Sophronius II was the Greek Orthodox patriarch of Jerusalem from sometime after 1036 until at least 1076. He was dead by 1083.

Sophronius is known from only two written sources. He is included in a list of patriarchs provided by William of Malmesbury in his Deeds of the Kings of the English. He dates the conquest of Jeruaslem by the Turks and their massacre of the Saracens to his episcopate. This information was probably transmitted to England by crusaders in the early 12th century. In the early 13th century, Alberic of Trois-Fontaines, relying on William of Malmesbury and a misreading of William of Tyre's History of Deeds Done Beyond the Sea, dated the conquest to 1059. The chronicler Ibn al-Athir puts the original Turkoman conquest under Atsiz ibn Uwaq in the year 1070–1071, but as Jerusalem was briefly regained by the Fatimids it had to be reconquered by Atsiz in 1076. It was on the second occasion that he massacred the Fatimid garrison.

The second written source is the surviving diptychs of the patriarchate, which were maintained as late as the 13th century. Whereas William has Sophronius succeeding Nicephorus I, in the diptychs there is an intervening bishop, Joannicius, not known from any other source. Both sources agree that he was succeeded by Euthymius I. Nicephorus was patriarch in 1036, when reconstruction of the Church of the Holy Sepulchre (destroyed in 1009) was completed. Euthymius was patriarch by 1083.

In the 20th century, English archaeologists discovered a lead seal of Sophronius in Winchester. On one side of the seal is depicted the Harrowing of Hell and on the other side is Sophronius' name and title: "Sophronius by the mercy of God Patriarch of Jerusalem". A second seal has also been found. The second seal is in very poor condition and may be a contemporary forgery. According to Donald Nicol, it may be that Sophronius' seal was brought to Winchester by a returning English pilgrim. Philip Grierson considers this unlikely, arguing that it probably came to England attached to an original letter from Sophronius, perhaps confirming a penitential pilgrimage, authenticating a relic or seeking prayers for the church in Jerusalem.

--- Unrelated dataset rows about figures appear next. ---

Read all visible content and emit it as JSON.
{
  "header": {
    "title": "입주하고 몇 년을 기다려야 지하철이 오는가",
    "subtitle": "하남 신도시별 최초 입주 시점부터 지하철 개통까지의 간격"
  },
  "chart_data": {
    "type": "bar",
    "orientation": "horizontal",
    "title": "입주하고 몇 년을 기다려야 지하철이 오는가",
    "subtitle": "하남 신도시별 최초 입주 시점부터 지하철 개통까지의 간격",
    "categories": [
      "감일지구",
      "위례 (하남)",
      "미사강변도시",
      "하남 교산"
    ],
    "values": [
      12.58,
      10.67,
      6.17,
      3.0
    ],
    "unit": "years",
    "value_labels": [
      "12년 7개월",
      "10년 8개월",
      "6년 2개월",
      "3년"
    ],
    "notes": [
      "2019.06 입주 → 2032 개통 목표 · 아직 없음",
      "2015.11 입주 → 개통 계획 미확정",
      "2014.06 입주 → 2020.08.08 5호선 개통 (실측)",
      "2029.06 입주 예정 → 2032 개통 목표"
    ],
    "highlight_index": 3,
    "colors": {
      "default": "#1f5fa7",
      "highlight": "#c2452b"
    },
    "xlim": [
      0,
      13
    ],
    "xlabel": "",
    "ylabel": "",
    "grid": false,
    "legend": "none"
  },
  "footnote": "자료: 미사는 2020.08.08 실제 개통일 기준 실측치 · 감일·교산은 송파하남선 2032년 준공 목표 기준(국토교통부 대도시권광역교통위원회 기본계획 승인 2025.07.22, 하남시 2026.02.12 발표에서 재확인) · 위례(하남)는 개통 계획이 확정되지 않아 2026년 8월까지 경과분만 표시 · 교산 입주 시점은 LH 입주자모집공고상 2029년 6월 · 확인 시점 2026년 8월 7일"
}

Two further written sources mention Sophronius, but their authenticity is suspect. A 15th-century forgery, the Pseudo-Ingulfian Historia Croylandensis, claims that Abbot Ingulf of Crowland travelled to Jerusalem with the Great German Pilgrimage of 1064–1065, where the pilgrims were greeted upon their arrival by Sophronius with cymbals and a light show. Although Ingulf did go on a pilgrimage to Jerusalem, this account contains numerous anachronisms and mistakes. The name of the patriarch was probably cribbed from William of Malmesbury and no value can be placed in its connecting Sophronius (or Ingulf) with the Great German Pilgrimage. Although the Historia Croylandensis is apocryphal, it is plausible that Sophronius was patriarch in 1064–1065.

The other questionable source is a copy of a charter of donation made by a pilgrim from the Rouergue in 1053. According to the document, Odilus, son of Rudolph, donated a tenth of all his property to the Holy Sepulchre for the sake of his soul and that of his wife, Caecilia. Sophronius was the patriarch who received the donation.